Writer Zaheda Hina said partition of the subcontinent was more devastating than anything that could be recorded on the Richter scale.
She said Manto did not link oppression (zulm) with religion or ethnicity — his argument was with God. She said the writer painted a veritable picture of the oppressed segments of society, including women, which was why even he wrote about prostitutes in his stories he did not show them as neat and clean individuals but as they actually were.
She maintained that following his arrival in Pakistan what Manto saw of a country created in the name of religion upset him. It was during that time that he produced a story such as ‘Khuda Ki Qasam’. She concluded even if we had read Manto (the way he deserved to be read) before 1970, we would not have to witness another partition.

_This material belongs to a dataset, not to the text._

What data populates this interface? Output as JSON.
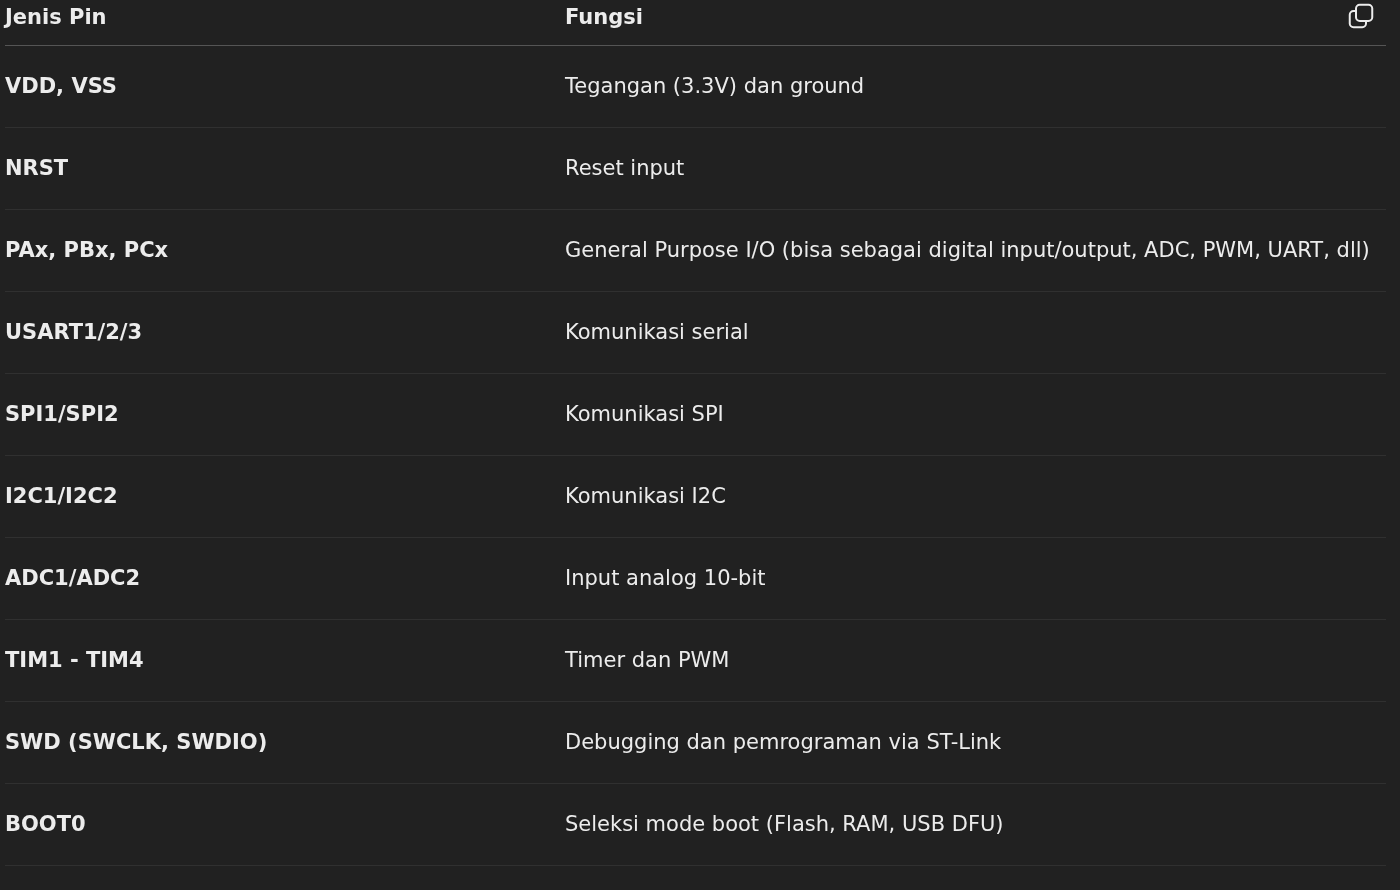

Asif Farrukhi started off by reading a line by Ghalib ‘Eid-i-nazzara hai shamsheer ka uryan hona’ and likened Manto’s stories to it. He subtly criticised the way the writer was being treated in contemporary times where Manto was taken out of Manto stories. He talked about the gradual but effective evolution of the narrative in his tales that enabled him to come up with sharp and meaningful pieces such as ‘Kaali Shalwar’.
He wound up his speech by saying that no critic could lessen the value of the eminent writer.
Mobin Mirza said Manto was the first rebel in Urdu fiction. Like all great writers, he was a nonconformist.
Saeed Khawar read out a conceptual paper on the writer.
Ambreen Haseeb Amber, who anchored the event, discussed the brutal honesty with which Manto wrote.
Journalist Wusutullah Khan read out a poignant paper in the form of a letter that Manto had written to him.